The OthersPatrikhane'ye tavır değişmeli

Patrikhane'ye tavır değişmeli

24.10.1997 - 00:00 | Son Güncellenme:

Patrikhane'ye tavır değişmeli

Patrikhaneye tavır değişmeli

Türkiye'nin uluslararası politikada söz sahibi olması için önemli bir etken

Fener Rum Ortodoks Patriği I. Bartholomeos'un halen sürdürdüğü ABD gezisinde Başkan Clinton ve Dışişleri Bakanı Albright tarafından kabul edilmesi, dünyaya yayılmış yüzmilyonlarca kişilik bir cemaatin ruhani lideri olarak sahip olduğu önemi yansıtıyor. Türkiye'nin kendi tabiyetindeki bu güce uzak durmakla yanlış politika izlediğini düşünenlerin sayısı da giderek çoğalıyor.
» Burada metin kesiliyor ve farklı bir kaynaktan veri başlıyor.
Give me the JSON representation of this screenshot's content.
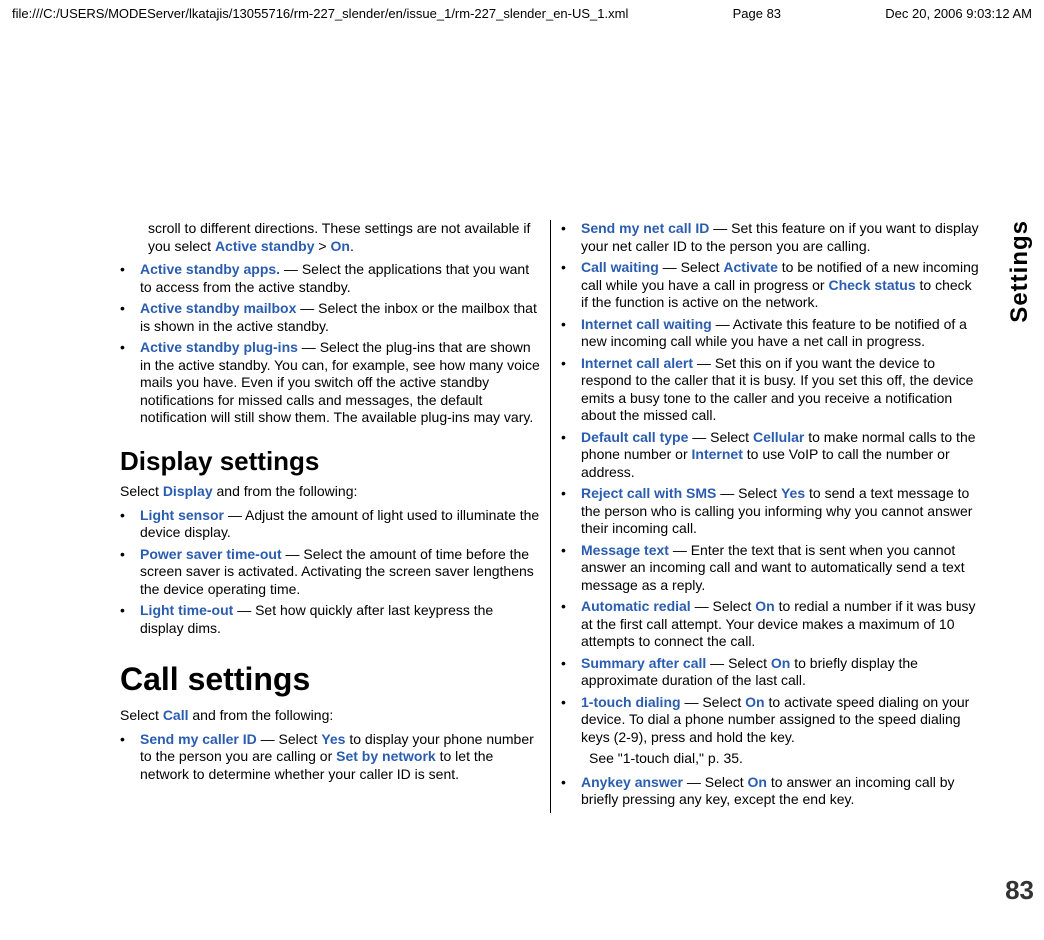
{
  "header": {
    "file_path": "file:///C:/USERS/MODEServer/lkatajis/13055716/rm-227_slender/en/issue_1/rm-227_slender_en-US_1.xml",
    "page_label": "Page 83",
    "timestamp": "Dec 20, 2006 9:03:12 AM"
  },
  "side_tab": "Settings",
  "page_number": "83",
  "left_col": {
    "intro": {
      "t0": "scroll to different directions. These settings are not available if you select ",
      "kw0": "Active standby",
      "t1": " > ",
      "kw1": "On",
      "t2": "."
    },
    "items1": [
      {
        "kw": "Active standby apps.",
        "text": " — Select the applications that you want to access from the active standby."
      },
      {
        "kw": "Active standby mailbox",
        "text": " — Select the inbox or the mailbox that is shown in the active standby."
      },
      {
        "kw": "Active standby plug-ins",
        "text": " — Select the plug-ins that are shown in the active standby. You can, for example, see how many voice mails you have. Even if you switch off the active standby notifications for missed calls and messages, the default notification will still show them. The available plug-ins may vary."
      }
    ],
    "display_heading": "Display settings",
    "display_intro_pre": "Select ",
    "display_intro_kw": "Display",
    "display_intro_post": " and from the following:",
    "items2": [
      {
        "kw": "Light sensor",
        "text": " — Adjust the amount of light used to illuminate the device display."
      },
      {
        "kw": "Power saver time-out",
        "text": " — Select the amount of time before the screen saver is activated. Activating the screen saver lengthens the device operating time."
      },
      {
        "kw": "Light time-out",
        "text": " — Set how quickly after last keypress the display dims."
      }
    ],
    "call_heading": "Call settings",
    "call_intro_pre": "Select ",
    "call_intro_kw": "Call",
    "call_intro_post": " and from the following:",
    "call_item": {
      "kw": "Send my caller ID",
      "t0": " — Select ",
      "kw1": "Yes",
      "t1": " to display your phone number to the person you are calling or ",
      "kw2": "Set by network",
      "t2": " to let the network to determine whether your caller ID is sent."
    }
  },
  "right_col": {
    "items": [
      {
        "kw": "Send my net call ID",
        "text": " — Set this feature on if you want to display your net caller ID to the person you are calling."
      },
      {
        "kw": "Call waiting",
        "t0": " — Select ",
        "kw1": "Activate",
        "t1": " to be notified of a new incoming call while you have a call in progress or ",
        "kw2": "Check status",
        "t2": " to check if the function is active on the network."
      },
      {
        "kw": "Internet call waiting",
        "text": " — Activate this feature to be notified of a new incoming call while you have a net call in progress."
      },
      {
        "kw": "Internet call alert",
        "text": " — Set this on if you want the device to respond to the caller that it is busy. If you set this off, the device emits a busy tone to the caller and you receive a notification about the missed call."
      },
      {
        "kw": "Default call type",
        "t0": " — Select ",
        "kw1": "Cellular",
        "t1": " to make normal calls to the phone number or ",
        "kw2": "Internet",
        "t2": " to use VoIP to call the number or address."
      },
      {
        "kw": "Reject call with SMS",
        "t0": " — Select ",
        "kw1": "Yes",
        "t1": " to send a text message to the person who is calling you informing why you cannot answer their incoming call."
      },
      {
        "kw": "Message text",
        "text": " — Enter the text that is sent when you cannot answer an incoming call and want to automatically send a text message as a reply."
      },
      {
        "kw": "Automatic redial",
        "t0": " — Select ",
        "kw1": "On",
        "t1": " to redial a number if it was busy at the first call attempt. Your device makes a maximum of 10 attempts to connect the call."
      },
      {
        "kw": "Summary after call",
        "t0": " — Select ",
        "kw1": "On",
        "t1": " to briefly display the approximate duration of the last call."
      },
      {
        "kw": "1-touch dialing",
        "t0": " — Select ",
        "kw1": "On",
        "t1": " to activate speed dialing on your device. To dial a phone number assigned to the speed dialing keys (2-9), press and hold the key."
      }
    ],
    "extra_para": "See \"1-touch dial,\" p. 35.",
    "last_item": {
      "kw": "Anykey answer",
      "t0": " — Select ",
      "kw1": "On",
      "t1": " to answer an incoming call by briefly pressing any key, except the end key."
    }
  }
}
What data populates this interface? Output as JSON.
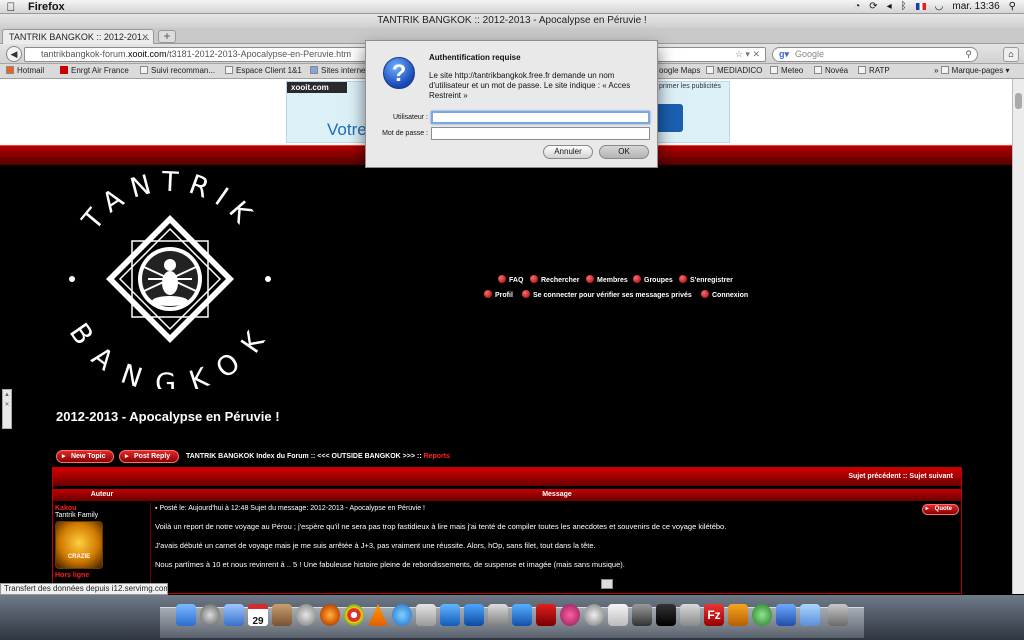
{
  "menubar": {
    "app_name": "Firefox",
    "clock": "mar. 13:36"
  },
  "window": {
    "title": "TANTRIK BANGKOK :: 2012-2013 - Apocalypse en Péruvie !"
  },
  "tabs": [
    {
      "label": "TANTRIK BANGKOK :: 2012-201..."
    }
  ],
  "navbar": {
    "url_prefix": "tantrikbangkok-forum.",
    "url_host": "xooit.com",
    "url_path": "/t3181-2012-2013-Apocalypse-en-Peruvie.htm",
    "search_placeholder": "Google"
  },
  "bookmarks": [
    {
      "label": "Hotmail"
    },
    {
      "label": "Enrgt Air France"
    },
    {
      "label": "Suivi recomman..."
    },
    {
      "label": "Espace Client 1&1"
    },
    {
      "label": "Sites interne"
    },
    {
      "label": "oogle Maps"
    },
    {
      "label": "MEDIADICO"
    },
    {
      "label": "Meteo"
    },
    {
      "label": "Novéa"
    },
    {
      "label": "RATP"
    },
    {
      "label": "Marque-pages"
    }
  ],
  "ad": {
    "brand": "xooit.com",
    "headline": "Votre",
    "mask_link": "primer les publicités"
  },
  "site": {
    "logo_text_top": "TANTRIK",
    "logo_text_bottom": "BANGKOK",
    "nav": [
      {
        "label": "FAQ"
      },
      {
        "label": "Rechercher"
      },
      {
        "label": "Membres"
      },
      {
        "label": "Groupes"
      },
      {
        "label": "S'enregistrer"
      },
      {
        "label": "Profil"
      },
      {
        "label": "Se connecter pour vérifier ses messages privés"
      },
      {
        "label": "Connexion"
      }
    ],
    "topic_title": "2012-2013 - Apocalypse en Péruvie !",
    "new_topic_label": "New Topic",
    "post_reply_label": "Post Reply",
    "breadcrumb": "TANTRIK BANGKOK Index du Forum :: <<< OUTSIDE BANGKOK >>> ::",
    "breadcrumb_current": "Reports"
  },
  "table": {
    "top_links": "Sujet précédent :: Sujet suivant",
    "col_author": "Auteur",
    "col_message": "Message",
    "post": {
      "author": "Kakou",
      "rank": "Tantrik Family",
      "avatar_text": "CRAZIE",
      "status": "Hors ligne",
      "meta": "Posté le: Aujourd'hui à 12:48    Sujet du message: 2012-2013 - Apocalypse en Péruvie !",
      "quote_label": "Quote",
      "paragraphs": [
        "Voilà un report de notre voyage au Pérou ; j'espère qu'il ne sera pas trop fastidieux à lire mais j'ai tenté de compiler toutes les anecdotes et souvenirs de ce voyage kilétébo.",
        "J'avais débuté un carnet de voyage mais je me suis arrêtée à J+3, pas vraiment une réussite. Alors, hOp, sans filet, tout dans la tête.",
        "Nous partîmes à 10 et nous revinrent à .. 5 ! Une fabuleuse histoire pleine de rebondissements, de suspense et imagée (mais sans musique)."
      ]
    }
  },
  "status_bar": "Transfert des données depuis i12.servimg.com...",
  "dialog": {
    "title": "Authentification requise",
    "message": "Le site http://tantrikbangkok.free.fr demande un nom d'utilisateur et un mot de passe. Le site indique : « Acces Restreint »",
    "user_label": "Utilisateur :",
    "user_value": "",
    "password_label": "Mot de passe :",
    "password_value": "",
    "cancel_label": "Annuler",
    "ok_label": "OK"
  },
  "dock": {
    "calendar_day": "29"
  },
  "colors": {
    "forum_red": "#c00000",
    "link_red": "#ff2020",
    "dialog_bg": "#e9e9e9"
  }
}
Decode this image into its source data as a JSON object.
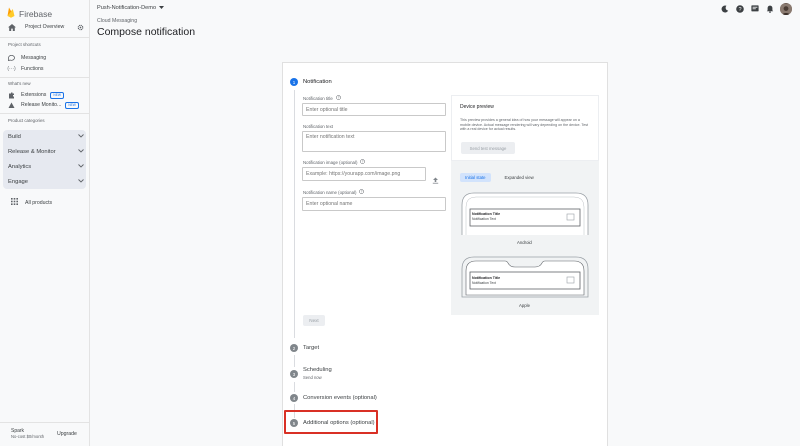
{
  "brand": {
    "name": "Firebase"
  },
  "sidebar": {
    "project_overview": "Project Overview",
    "shortcuts_label": "Project shortcuts",
    "shortcuts": [
      {
        "label": "Messaging",
        "icon": "messaging-icon"
      },
      {
        "label": "Functions",
        "icon": "functions-icon"
      }
    ],
    "whats_new_label": "What's new",
    "whats_new": [
      {
        "label": "Extensions",
        "badge": "NEW",
        "icon": "extensions-icon"
      },
      {
        "label": "Release Monito...",
        "badge": "NEW",
        "icon": "release-monitor-icon"
      }
    ],
    "categories_label": "Product categories",
    "categories": [
      "Build",
      "Release & Monitor",
      "Analytics",
      "Engage"
    ],
    "all_products": "All products",
    "plan_name": "Spark",
    "plan_price": "No-cost $0/month",
    "upgrade_label": "Upgrade"
  },
  "header": {
    "project_name": "Push-Notification-Demo",
    "breadcrumb": "Cloud Messaging",
    "page_title": "Compose notification"
  },
  "steps": [
    {
      "num": "1",
      "title": "Notification",
      "sub": ""
    },
    {
      "num": "2",
      "title": "Target",
      "sub": ""
    },
    {
      "num": "3",
      "title": "Scheduling",
      "sub": "Send now"
    },
    {
      "num": "4",
      "title": "Conversion events (optional)",
      "sub": ""
    },
    {
      "num": "5",
      "title": "Additional options (optional)",
      "sub": ""
    }
  ],
  "form": {
    "title_label": "Notification title",
    "title_placeholder": "Enter optional title",
    "text_label": "Notification text",
    "text_placeholder": "Enter notification text",
    "image_label": "Notification image (optional)",
    "image_placeholder": "Example: https://yourapp.com/image.png",
    "name_label": "Notification name (optional)",
    "name_placeholder": "Enter optional name",
    "next_label": "Next"
  },
  "preview": {
    "title": "Device preview",
    "description": "This preview provides a general idea of how your message will appear on a mobile device. Actual message rendering will vary depending on the device. Test with a real device for actual results.",
    "send_test_label": "Send test message",
    "tab_initial": "Initial state",
    "tab_expanded": "Expanded view",
    "notif_title": "Notification Title",
    "notif_text": "Notification Text",
    "android_label": "Android",
    "apple_label": "Apple"
  },
  "colors": {
    "accent": "#1a73e8",
    "highlight": "#d93025"
  }
}
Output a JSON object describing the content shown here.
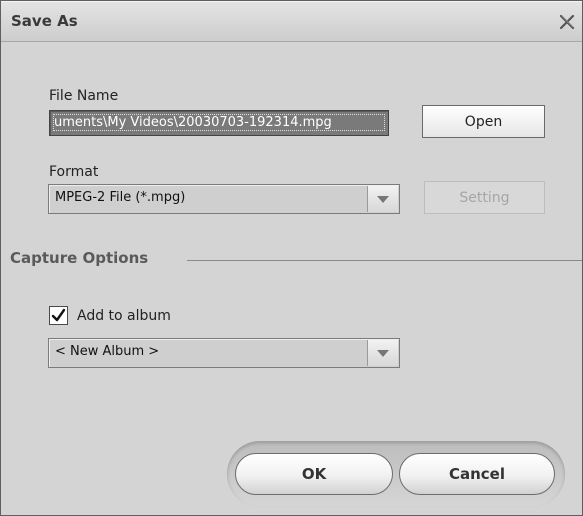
{
  "window": {
    "title": "Save As",
    "close_icon": "close-x-icon"
  },
  "file_name": {
    "label": "File Name",
    "value": "uments\\My Videos\\20030703-192314.mpg",
    "open_button": "Open"
  },
  "format": {
    "label": "Format",
    "selected": "MPEG-2 File (*.mpg)",
    "setting_button": "Setting",
    "setting_enabled": false
  },
  "capture_options": {
    "title": "Capture Options",
    "add_to_album": {
      "label": "Add to album",
      "checked": true
    },
    "album_selected": "< New Album >"
  },
  "footer": {
    "ok_label": "OK",
    "cancel_label": "Cancel"
  }
}
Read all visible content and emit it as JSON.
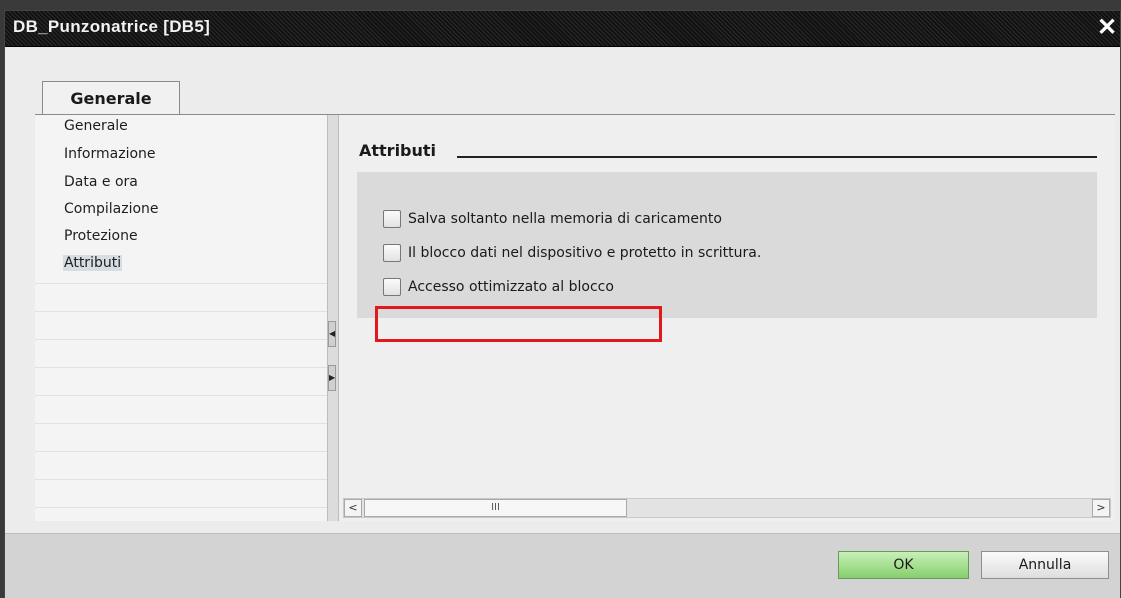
{
  "window": {
    "title": "DB_Punzonatrice [DB5]",
    "close_glyph": "✕"
  },
  "tab": {
    "label": "Generale"
  },
  "nav": {
    "items": [
      {
        "label": "Generale"
      },
      {
        "label": "Informazione"
      },
      {
        "label": "Data e ora"
      },
      {
        "label": "Compilazione"
      },
      {
        "label": "Protezione"
      },
      {
        "label": "Attributi",
        "selected": true
      }
    ]
  },
  "panel": {
    "section_title": "Attributi",
    "options": [
      {
        "label": "Salva soltanto nella memoria di caricamento",
        "checked": false
      },
      {
        "label": "Il blocco dati nel dispositivo e protetto in scrittura.",
        "checked": false
      },
      {
        "label": "Accesso ottimizzato al blocco",
        "checked": false,
        "highlighted": true
      }
    ]
  },
  "scrollbar": {
    "left_arrow": "<",
    "right_arrow": ">",
    "thumb_grip": "III"
  },
  "footer": {
    "ok_label": "OK",
    "cancel_label": "Annulla"
  },
  "colors": {
    "highlight": "#e3181d",
    "ok_button": "#86cf6d",
    "selected_nav": "#d6dde3"
  }
}
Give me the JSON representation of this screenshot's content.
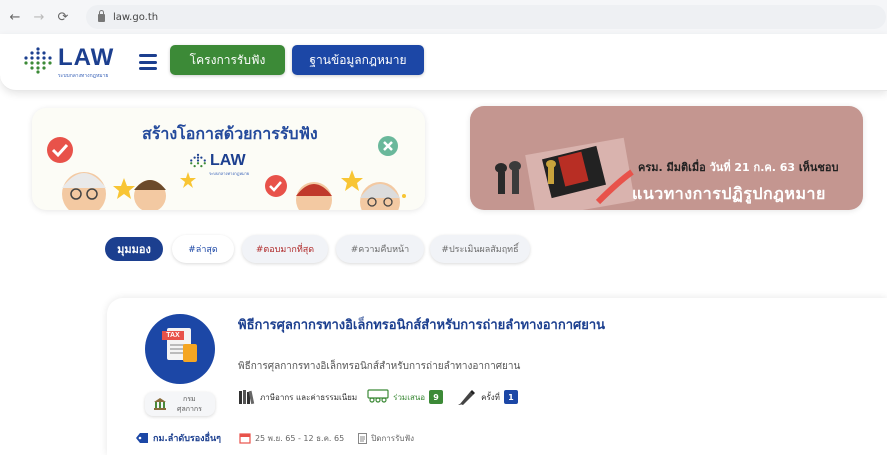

Birleşmiş Milletler Mülteciler Yüksek Komiserliği Slovenya temsilcisi ve araştırmacı Cengiz Aktar, Estonya ve Ukrayna gibi ülkeleri iyi tanıyan bir gözlemci; Bartholomeos'un Rus Patriği ile bu eski Sovyet ülkelerindeki rekabetini değerlendirdiği yazısında, Türkiye'nin Fener'i desteklemekle kazanacağı çok şey olduğunu ve Heybeliada Ruhban Okulu'nun da Patrikhanenin bekası için yeniden açılması gerektiğini savunuyor.
FENER Rum Patrikhanesi'ne bir dış politika hedefi olarak destek verilmeli, Patrik Bartholomeos'a ise Rus Ortodoks Kilisesi ile olan mücadelesinde ve giderek Ortodoks Hıristiyan dünyasının komünizm sonrası bekası ve özgürlüğü için yaptığı girişimlerde arka çıkılmalıdır.
Böylesine bir politika, bir yandan ülkenin Yunanistan'la olan ilişkilerinde merhem vazifesi görürken, bir yandan da Türkiye'nin Ortodoks dünyadaki sözünü ve varlığını daha geçerli kılacak, öte yandan ise cevval Patriğin Ortodoks olmayan Hıristiyan dünya ile olan ilişkilerinden yararlanılmasını mümkün kılacaktır.
1940 İmroz doğumlu papaz Dimitri Arhondonis'in 1991'de Birinci Bartholomeos adını alarak Fener Rum Patrikhanesi'nin başına geçmesinden bu yana Ortodoks dünyadaki can alıcı gelişmeleri kısaca gözden geçirelim.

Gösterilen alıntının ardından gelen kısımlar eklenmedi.